Regia di Sergio Rubini vedi scheda film
Fin da piccolo Biagio Bianchetti (Lillo, qui orfano di Greg), bonario e pacioso, si è visto scavalcare dal "rivale" Ottone Di Valerio (Marcorè). Entrambi imprenditori di grosso calibro, i due si mettono in società per un affare milionario che però finisce male e induce Biagio al suicidio. Arrivato nell'aldilà non al cospetto di San Pietro, ma di Karl Marx (Messini), a Bagio viene data la possibilità di tornare sulla terra per qualche giorno e aggiustare le cose. Assunte le sembianze di Dennis Rufino (Solfrizzi), grande amico e mentore di Ottone, Biagio/Denis finisce per rafforzarne la posizione, salvo poi ingarbugliare talmente la matassa da mettere tutto a soqquadro.
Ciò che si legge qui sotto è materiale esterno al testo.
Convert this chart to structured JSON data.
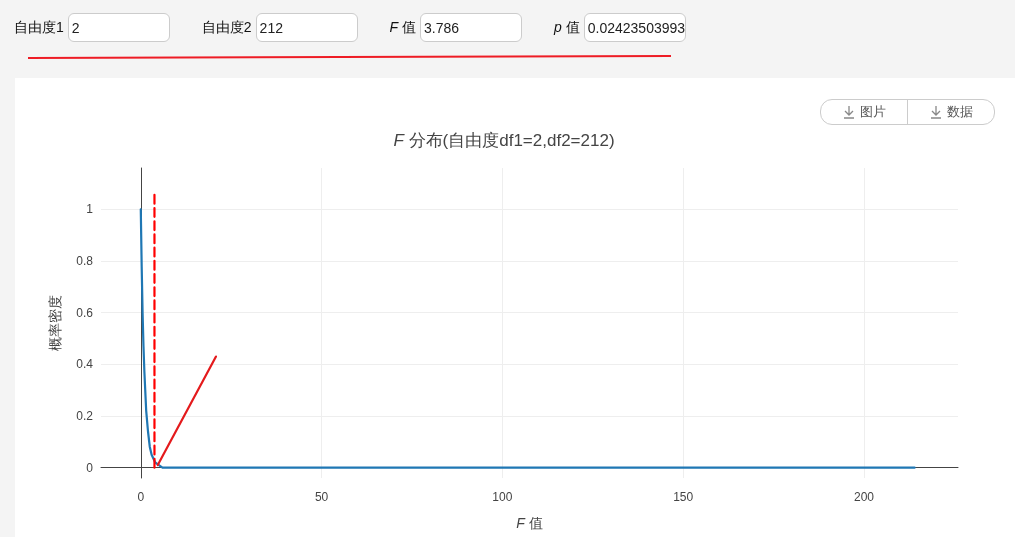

Rubini ricicla se stesso imbastendo una commedia degli equivoci con larghi debiti verso Capra (La vita è meravigliosa) e Lubitsch (Il cielo può attendere). L'idea di qualcuno reincarnato in qualcun altro era stata già proposta ne L'anima gemella; quella dell'uomo che si re innamora della vita l'avevamo vista ne L'amore ritorna; la vendetta che ha come movente l'invidia è il tema dei suoi due film precedenti (Colpo d'occhio e L'uomo nero). Sulla carta, dunque, niente di originale, sebbene la confezione risulti comunque indovinata, soprattutto grazie alla performance da mattatore di un incontenibile Solfrizzi e a dialoghi che offrono più di un'occasione per ridere. Quanto alle pretese di stare incollati alla realtà con il propagarsi dei suicidi degli imprenditori è meglio stendere un velo pietoso.
Da segnalare uno sfondone linguistico: agli sceneggiatori Carla Cavalluzzi e Umberto Marino (che non lavorava con Rubini dai tempi de Il viaggio della sposa) è sfuggito che bondage è un termine di lingua inglese, non francese.